D’ailleurs, il n’est pas immédiatement dit qu’on est dans un centre d’obstétrique.
Comme dans ses fictions récentes (je ne connais pas
ses nombreux documentaires), il s’agit d’un retour à la nature, le thème favori
de la cinéaste. Non pas qu’ils fuient la civilisation, mais comme le dit Yoshimura,
le retour à des méthodes douces pour accoucher existaient déjà à l’ère Edo.

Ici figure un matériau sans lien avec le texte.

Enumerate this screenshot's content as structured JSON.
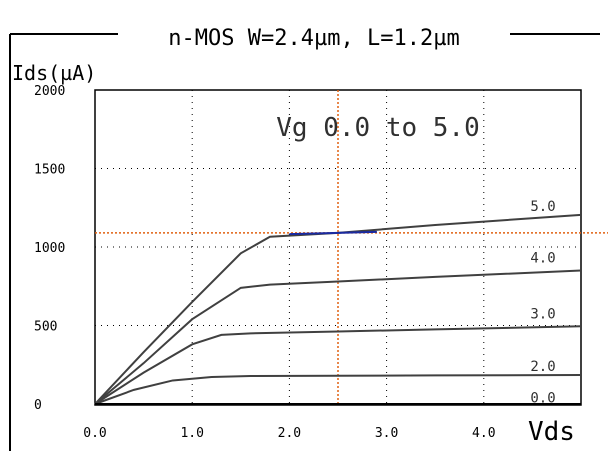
{
  "chart_data": {
    "type": "line",
    "title": "n-MOS W=2.4µm, L=1.2µm",
    "ylabel": "Ids(µA)",
    "xlabel": "Vds",
    "annotation": "Vg 0.0 to 5.0",
    "xlim": [
      0,
      5.0
    ],
    "ylim": [
      0,
      2000
    ],
    "x_ticks": [
      "0.0",
      "1.0",
      "2.0",
      "3.0",
      "4.0"
    ],
    "y_ticks": [
      "0",
      "500",
      "1000",
      "1500",
      "2000"
    ],
    "grid": true,
    "cursor": {
      "x": 2.5,
      "y": 1090
    },
    "colors": {
      "axis": "#000000",
      "grid": "#000000",
      "curves": "#404040",
      "cursor": "#e06010",
      "highlight": "#1a2aa0"
    },
    "series": [
      {
        "label": "0.0",
        "label_y": 10,
        "points": [
          [
            0,
            0
          ],
          [
            5.0,
            0
          ]
        ]
      },
      {
        "label": "2.0",
        "label_y": 210,
        "points": [
          [
            0,
            0
          ],
          [
            0.4,
            90
          ],
          [
            0.8,
            150
          ],
          [
            1.2,
            172
          ],
          [
            1.6,
            178
          ],
          [
            2.5,
            180
          ],
          [
            3.5,
            182
          ],
          [
            5.0,
            185
          ]
        ]
      },
      {
        "label": "3.0",
        "label_y": 545,
        "points": [
          [
            0,
            0
          ],
          [
            0.5,
            200
          ],
          [
            1.0,
            380
          ],
          [
            1.3,
            440
          ],
          [
            1.6,
            450
          ],
          [
            2.5,
            462
          ],
          [
            3.5,
            475
          ],
          [
            5.0,
            495
          ]
        ]
      },
      {
        "label": "4.0",
        "label_y": 900,
        "points": [
          [
            0,
            0
          ],
          [
            0.5,
            260
          ],
          [
            1.0,
            540
          ],
          [
            1.5,
            740
          ],
          [
            1.8,
            760
          ],
          [
            2.5,
            780
          ],
          [
            3.5,
            810
          ],
          [
            5.0,
            850
          ]
        ]
      },
      {
        "label": "5.0",
        "label_y": 1230,
        "points": [
          [
            0,
            0
          ],
          [
            0.5,
            330
          ],
          [
            1.0,
            650
          ],
          [
            1.5,
            960
          ],
          [
            1.8,
            1065
          ],
          [
            2.5,
            1090
          ],
          [
            3.5,
            1140
          ],
          [
            5.0,
            1205
          ]
        ]
      }
    ]
  }
}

Pourquoi ne pas les remettre à jour ? Il explique qu’aujourd’hui les
médecins ne cherchent que la solution la plus simple et surtout, la plus
rentable pour eux et leur clinique. La caméra, au sol, s’immisce au milieu des
discussions entre les femmes assises qui parlent d’elles et de leurs
expériences. Certaines sont touchantes, d’autres drôles. On apprend que les
fausses couches doivent être menées à terme, on y voit trois accouchements où
les proches (un enfant, un époux) assistent la mère, on y dénonce les
césariennes inutiles et le stress que subissent les femmes dans les cliniques
classiques. Et puis, le travail qu’elles accomplissent jusqu’au dernier jour de
grossesse. Une vieille femme montre comment on bine le jardin, une autre
comment on débite le bois.
Naomi Kawase dit, hors champ, à Yoshiwara qu’il
ressemble au dieu des rizières. Elle est subjuguée par ce vieillard à la barbe
blanche et aux grosses lunettes qui se déplace lentement. Lui se décrit lui-même
comme égocentrique, foutraque et têtu. La seule chose qu’il souhaite ce sont
des beaux bébés japonais. Il annonce qu’il mettra au monde des enfants jusqu’à
sa mort. Les sages-femmes de la clinique le considèrent comme un soliste d’un
orchestre. Elles regrettent cependant qu’il n’écoute jamais leurs conseils et
qu’il n’en fasse qu’à sa tête. Sa fille cinquantenaire, en larmes, ne veut plus
le voir. Elle s’estime abandonnée. Elle affirme qu’il a toujours préféré les
femmes qu’il soignait à sa propre fille. Ce contrepoint évite que Genpin
ne sombre dans la mièvrerie qui plane régulièrement tant la réalisatrice semble
ne pas avoir le moindre recul dans sa volonté de rendre hommage à l’œuvre de
Yoshiwara et ce malgré une mise en scène sophistiquée dans les entretiens – on
entend d’abord les voix en off des interviewées sur des plans de la nature
avant de les voir. Ceci étant, Genpin est l’un des rares films à filmer
aussi librement les femmes et leurs soucis.
Genpin (玄牝 -げんぴん-, Japon, 2010) Un film de Naomi Kawase. Documentaire.